While knowingly entering into a contract with the Moroccan government for a project in a territory over which Morocco has no sovereignty or administering mandate, that furthermore aims to boost the same agricultural sector in Dakhla that has been barred from exports to the EU by the EU Court of Justice (CJEU), Engie states that “it is not ENGIE’s role to take political position".
“Would Engie operate in Donetsk, refer to it as part of Russia, and qualify its involvement and position as non-political?”, WSRW asked Engie in today's letter.

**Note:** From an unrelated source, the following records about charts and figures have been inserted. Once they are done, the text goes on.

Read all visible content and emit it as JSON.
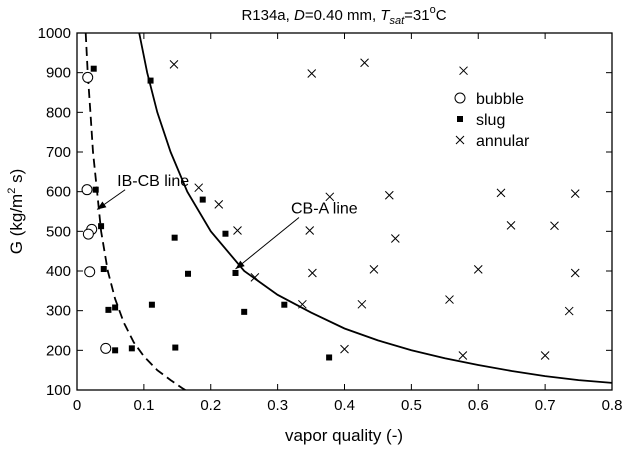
{
  "chart_data": {
    "type": "scatter",
    "title": {
      "prefix": "R134a, ",
      "d_symbol": "D",
      "d_value": "=0.40 mm, ",
      "t_symbol": "T",
      "t_subscript": "sat",
      "t_value": "=31",
      "t_superscript": "o",
      "t_unit": "C"
    },
    "xlabel": "vapor quality (-)",
    "ylabel": {
      "main": "G (kg/m",
      "superscript": "2",
      "suffix": " s)"
    },
    "xlim": [
      0,
      0.8
    ],
    "ylim": [
      100,
      1000
    ],
    "x_ticks": [
      0,
      0.1,
      0.2,
      0.3,
      0.4,
      0.5,
      0.6,
      0.7,
      0.8
    ],
    "x_tick_labels": [
      "0",
      "0.1",
      "0.2",
      "0.3",
      "0.4",
      "0.5",
      "0.6",
      "0.7",
      "0.8"
    ],
    "y_ticks": [
      100,
      200,
      300,
      400,
      500,
      600,
      700,
      800,
      900,
      1000
    ],
    "y_tick_labels": [
      "100",
      "200",
      "300",
      "400",
      "500",
      "600",
      "700",
      "800",
      "900",
      "1000"
    ],
    "grid": false,
    "legend_position": "top-right",
    "series": [
      {
        "name": "bubble",
        "marker": "open-circle",
        "points": [
          {
            "x": 0.016,
            "y": 888
          },
          {
            "x": 0.015,
            "y": 605
          },
          {
            "x": 0.022,
            "y": 505
          },
          {
            "x": 0.017,
            "y": 493
          },
          {
            "x": 0.019,
            "y": 398
          },
          {
            "x": 0.043,
            "y": 205
          }
        ]
      },
      {
        "name": "slug",
        "marker": "filled-square",
        "points": [
          {
            "x": 0.025,
            "y": 910
          },
          {
            "x": 0.11,
            "y": 880
          },
          {
            "x": 0.028,
            "y": 605
          },
          {
            "x": 0.188,
            "y": 580
          },
          {
            "x": 0.036,
            "y": 513
          },
          {
            "x": 0.222,
            "y": 494
          },
          {
            "x": 0.146,
            "y": 484
          },
          {
            "x": 0.04,
            "y": 405
          },
          {
            "x": 0.237,
            "y": 395
          },
          {
            "x": 0.166,
            "y": 393
          },
          {
            "x": 0.112,
            "y": 315
          },
          {
            "x": 0.31,
            "y": 315
          },
          {
            "x": 0.057,
            "y": 308
          },
          {
            "x": 0.047,
            "y": 302
          },
          {
            "x": 0.25,
            "y": 297
          },
          {
            "x": 0.147,
            "y": 207
          },
          {
            "x": 0.082,
            "y": 205
          },
          {
            "x": 0.057,
            "y": 200
          },
          {
            "x": 0.377,
            "y": 182
          }
        ]
      },
      {
        "name": "annular",
        "marker": "cross",
        "points": [
          {
            "x": 0.145,
            "y": 921
          },
          {
            "x": 0.43,
            "y": 925
          },
          {
            "x": 0.351,
            "y": 898
          },
          {
            "x": 0.578,
            "y": 905
          },
          {
            "x": 0.182,
            "y": 610
          },
          {
            "x": 0.212,
            "y": 568
          },
          {
            "x": 0.378,
            "y": 587
          },
          {
            "x": 0.467,
            "y": 591
          },
          {
            "x": 0.634,
            "y": 597
          },
          {
            "x": 0.745,
            "y": 595
          },
          {
            "x": 0.24,
            "y": 502
          },
          {
            "x": 0.348,
            "y": 502
          },
          {
            "x": 0.476,
            "y": 482
          },
          {
            "x": 0.649,
            "y": 515
          },
          {
            "x": 0.714,
            "y": 514
          },
          {
            "x": 0.266,
            "y": 384
          },
          {
            "x": 0.352,
            "y": 395
          },
          {
            "x": 0.444,
            "y": 404
          },
          {
            "x": 0.6,
            "y": 404
          },
          {
            "x": 0.745,
            "y": 395
          },
          {
            "x": 0.337,
            "y": 316
          },
          {
            "x": 0.426,
            "y": 316
          },
          {
            "x": 0.557,
            "y": 328
          },
          {
            "x": 0.736,
            "y": 299
          },
          {
            "x": 0.4,
            "y": 203
          },
          {
            "x": 0.577,
            "y": 187
          },
          {
            "x": 0.7,
            "y": 187
          }
        ]
      }
    ],
    "transition_lines": [
      {
        "label": "IB-CB line",
        "style": "dashed",
        "points": [
          {
            "x": 0.013,
            "y": 1000
          },
          {
            "x": 0.016,
            "y": 900
          },
          {
            "x": 0.02,
            "y": 800
          },
          {
            "x": 0.024,
            "y": 700
          },
          {
            "x": 0.03,
            "y": 600
          },
          {
            "x": 0.036,
            "y": 500
          },
          {
            "x": 0.046,
            "y": 400
          },
          {
            "x": 0.057,
            "y": 330
          },
          {
            "x": 0.07,
            "y": 270
          },
          {
            "x": 0.085,
            "y": 220
          },
          {
            "x": 0.1,
            "y": 185
          },
          {
            "x": 0.12,
            "y": 150
          },
          {
            "x": 0.14,
            "y": 125
          },
          {
            "x": 0.157,
            "y": 105
          },
          {
            "x": 0.162,
            "y": 100
          }
        ],
        "label_at": {
          "x": 0.06,
          "y": 630
        },
        "arrow_tip": {
          "x": 0.03,
          "y": 555
        }
      },
      {
        "label": "CB-A line",
        "style": "solid",
        "points": [
          {
            "x": 0.093,
            "y": 1000
          },
          {
            "x": 0.105,
            "y": 900
          },
          {
            "x": 0.12,
            "y": 800
          },
          {
            "x": 0.14,
            "y": 700
          },
          {
            "x": 0.165,
            "y": 600
          },
          {
            "x": 0.2,
            "y": 500
          },
          {
            "x": 0.25,
            "y": 400
          },
          {
            "x": 0.3,
            "y": 340
          },
          {
            "x": 0.35,
            "y": 295
          },
          {
            "x": 0.4,
            "y": 255
          },
          {
            "x": 0.45,
            "y": 225
          },
          {
            "x": 0.5,
            "y": 200
          },
          {
            "x": 0.55,
            "y": 180
          },
          {
            "x": 0.6,
            "y": 163
          },
          {
            "x": 0.65,
            "y": 148
          },
          {
            "x": 0.7,
            "y": 135
          },
          {
            "x": 0.75,
            "y": 125
          },
          {
            "x": 0.8,
            "y": 118
          }
        ],
        "label_at": {
          "x": 0.32,
          "y": 560
        },
        "arrow_tip": {
          "x": 0.237,
          "y": 405
        }
      }
    ]
  }
}
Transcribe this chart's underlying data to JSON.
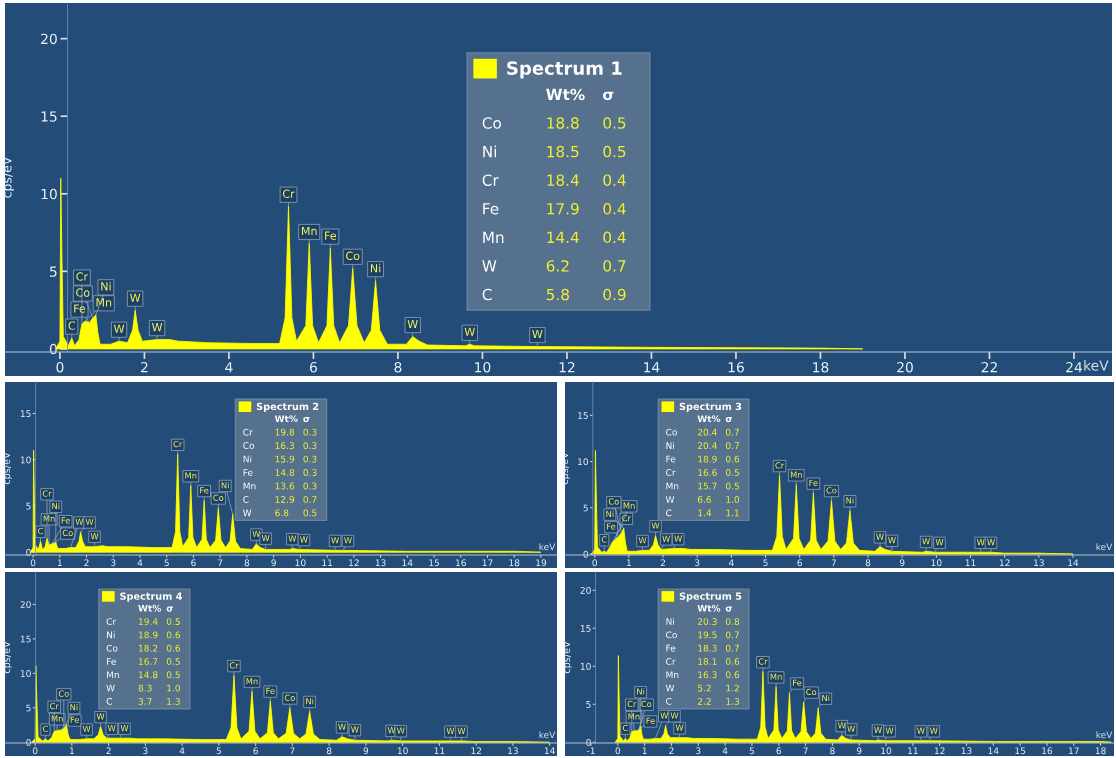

Engie also states that it “takes very seriously its role to ensure that at the operational level our activities do not infringe on the rights of the local stakeholders” - which makes no sense in a context of military occupation where settlers outnumber the actual people with the sovereign rights to the land and its resources. Yet even in this context, Engie argues with a consultation of “local stakeholders”, including “local populations”, in defense of its operation.
“A consultation of “local populations” in a case where the consent of the people is legally required, points to a fundamental misinterpretation of the situation in which Engie has decided to become involved”, WSRW wrote today to the company.
Since 2021, WSRW has called on Engie to publish the consultation and the alleged legal analyses, but the company does not respond to the question. WSRW has also asked Global Diligence whether it will release the stakeholder consultation, which is in the interest of the Saharawi people to see for themselves. Global Diligence has not responded on that point.
Western Sahara Resource Watch and the French association APSO wrote to Engie on 11.01.2019 and on 09.12.2020. Engie responded on 13.04.2021. WSRW sent a new letter to Engie on 17.05.2021 and 22.05.2023 and 22.09.2023. Engie wrote WSRW on 28.09.2023, but the company failed to answer all questions asked.